Fewer Peas Out There

This week, StatsCan released its report of grain stocks as of December 31 and it had some interesting results for the pea market. The biggest news was a sharp increase in domestic use, which is typically made up mostly of feed consumption. It also includes consumption in human food and pet food, two markets that are growing in size. This heavy feed usage caused Dec 31 stocks to fall to 1.55 million tonnes, the lowest level in five years and sets up a tight scenario for the rest of the year.

This bigger feed use isn’t really a surprise. After all, when feed pea bids are around a new record of $8.00 per bushel, we expect to see a lot more selling into the channel. The question was how much. There are always questions about the reliability of the StatsCan numbers but on the surface, the report shows big volumes were fed. The supply & disposition table accompanying the StatsCan stocks report showed that 453,000 tonnes was consumed domestically just in the Aug-Dec period. That surpasses the total of 414,000 tonnes for the entire 2011/12 year.

We think feed use could slow down in the last half of the year, so we forecast full-year domestic use estimate at 600,000 tonnes. With this adjustment, ending stocks would drop to 125,000 tonnes, the lowest since 1993/94. Of course, it looks like green pea ending stocks will be virtually nonexistent but even yellow peas will be very tight.

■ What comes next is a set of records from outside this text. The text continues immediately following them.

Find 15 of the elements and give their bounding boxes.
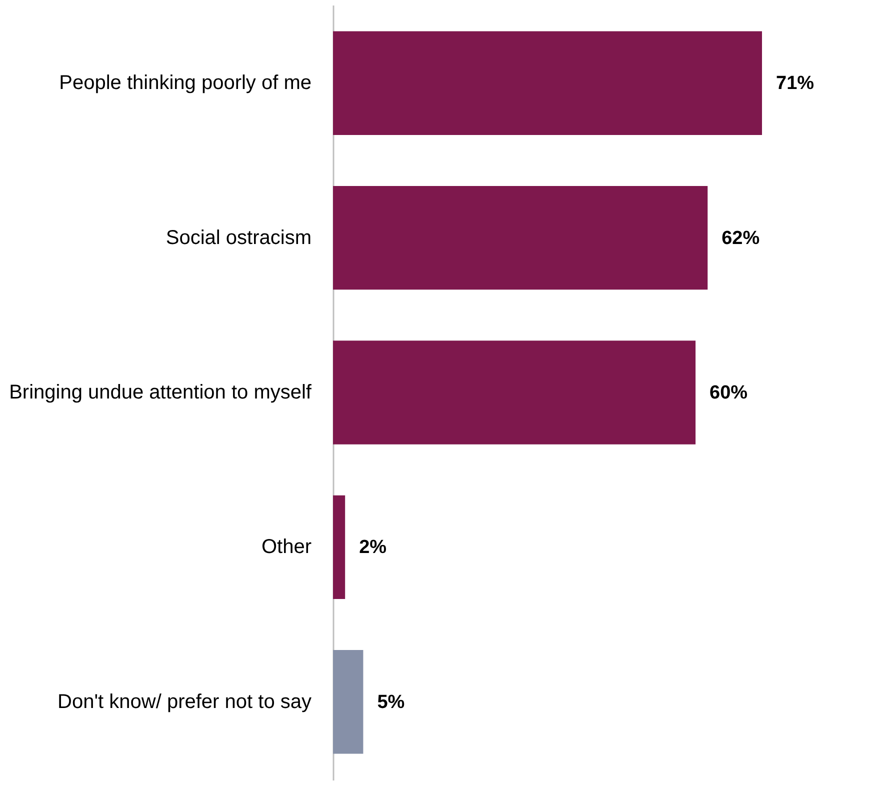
y-tick-label: People thinking poorly of me <box>59 72 312 94</box>
bar <box>333 340 696 444</box>
bar <box>333 650 364 754</box>
y-tick-label: Social ostracism <box>166 226 312 249</box>
data-label: 71% <box>776 73 814 94</box>
y-tick-label: Other <box>261 536 312 558</box>
data-label: 2% <box>359 537 387 558</box>
bar <box>333 186 708 290</box>
bar <box>333 31 762 135</box>
y-tick-label: Bringing undue attention to myself <box>9 382 312 404</box>
bar <box>333 495 346 600</box>
data-label: 62% <box>722 228 760 249</box>
data-label: 5% <box>377 692 405 713</box>
y-tick-label: Don't know/ prefer not to say <box>58 690 312 713</box>
data-label: 60% <box>710 382 748 404</box>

With so many peas moving into the feed channel, it will likely limit pea exports. We were seeing some more positive signals about yellow pea demand from India and China but now it could get more difficult to meet this demand. That should add some price support as the year moves into its second half. The last few weeks, farmer deliveries of peas have picked up as buyers are pulling more peas into the system. This is building inventories at country elevators which are then moving out fairly quickly to Vancouver terminals. This signals that sales have been made and need to be filled.

The recent pickup in pea deliveries is a clue that there could be more yellow peas out there than reported to StatsCan. The fact that 50,000 tonnes per week are being delivered in the middle of winter without a real price rally suggests there could easily be more on-farm supplies than is showing up in the official S&D. That wouldn’t necessarily be burdensome but could cap the upside.